Pour finir, elle confirme un lien entre le niveau de stress du doctorant et la qualité du sommeil. Sur ce point, il est bien-entendu difficile de savoir dans quel sens l’un des facteurs favorise l’autre. Est-ce que l’on dort moins bien lorsqu’on est stressé, ou bien est-ce le manque de sommeil qui favorise le stress ? Par ailleurs, plusieurs paramètres étudiés se sont avérés sans effet sur la santé mentale des thésards : la nationalité, la filière disciplinaire, le fait de bénéficier ou non d’un financement ou, plus surprenant, le fait d’avoir des enfants. Une légère variation est tout de même observée suivant les disciplines, un fait que l’on retrouve dans d’autres études. Pascale Haag rapporte que “ Pour Zorman (1998, cité par Boujut 2007132, p. 88), « L’étudiant scientifique se porte mieux que son confrère des sciences sociales, il se sent en meilleure santé physique et psychologique ».” Il consommerait aussi moins de médicaments et serait moins susceptible de consommer du tabac et des antidépresseurs ou des calmants.
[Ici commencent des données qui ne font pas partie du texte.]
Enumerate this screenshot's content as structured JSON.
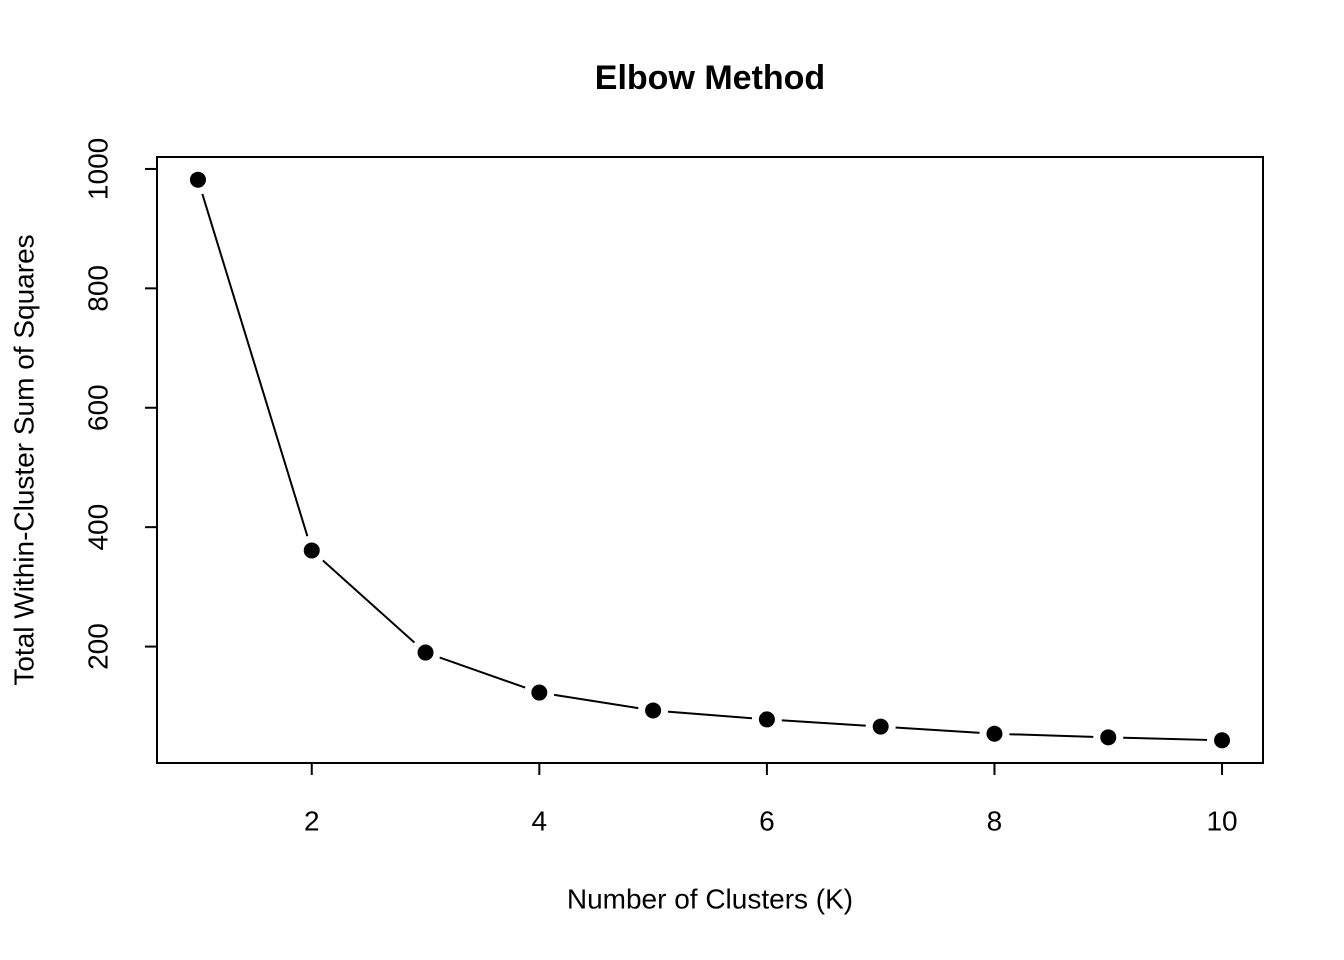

La riche bibliographie présentée par Pascale Haag montre qu’il existe un certain nombre d’études qualitatives s’intéressant au cas des doctorants. La plupart concernent les défis du doctorat, parfois évoqué comme un « parcours initiatique », une épreuve sur le plan mental et émotionnel à laquelle peuvent s’ajouter des difficultés financières et matérielles. Sont alors mentionnés le stress et toutes sortes d’émotions négatives, notamment un fréquent sentiment d’isolement, d’anxiété et de déception.

 

En conclusion, Pascale Haag insiste particulièrement dans son analyse sur des points qu’elle considère essentiels : les troubles du sommeil, l’activité physique régulière et leur lien avec la santé. Le constat général est relativement négatif. Ce rapport conclut sur le fait qu’il serait nécessaire de conduire des études plus approfondies et multidisciplinaires sur les conditions de santé des doctorants. Cela permettrait l’analyse des causes de stress touchant cette tranche de la population. Est-ce que ce sont les conditions d’exercice de la recherche qui favorisent cela ? Quelle importance faut-il donner à la qualité des relations entretenues entre les doctorants et leur encadrant de thèse ? Selon Pascale Haag, il est impératif de mener de telles études afin d’ouvrir une réflexion sur l’amélioration des conditions de vie des doctorants. Avec en tête l’envie de prolonger son master 2 par une thèse sur le sujet, Pascale Haag souhaiterait voir proposer des solutions et éventuellement un accompagnement pour améliorer la santé des thésards et des thésardes.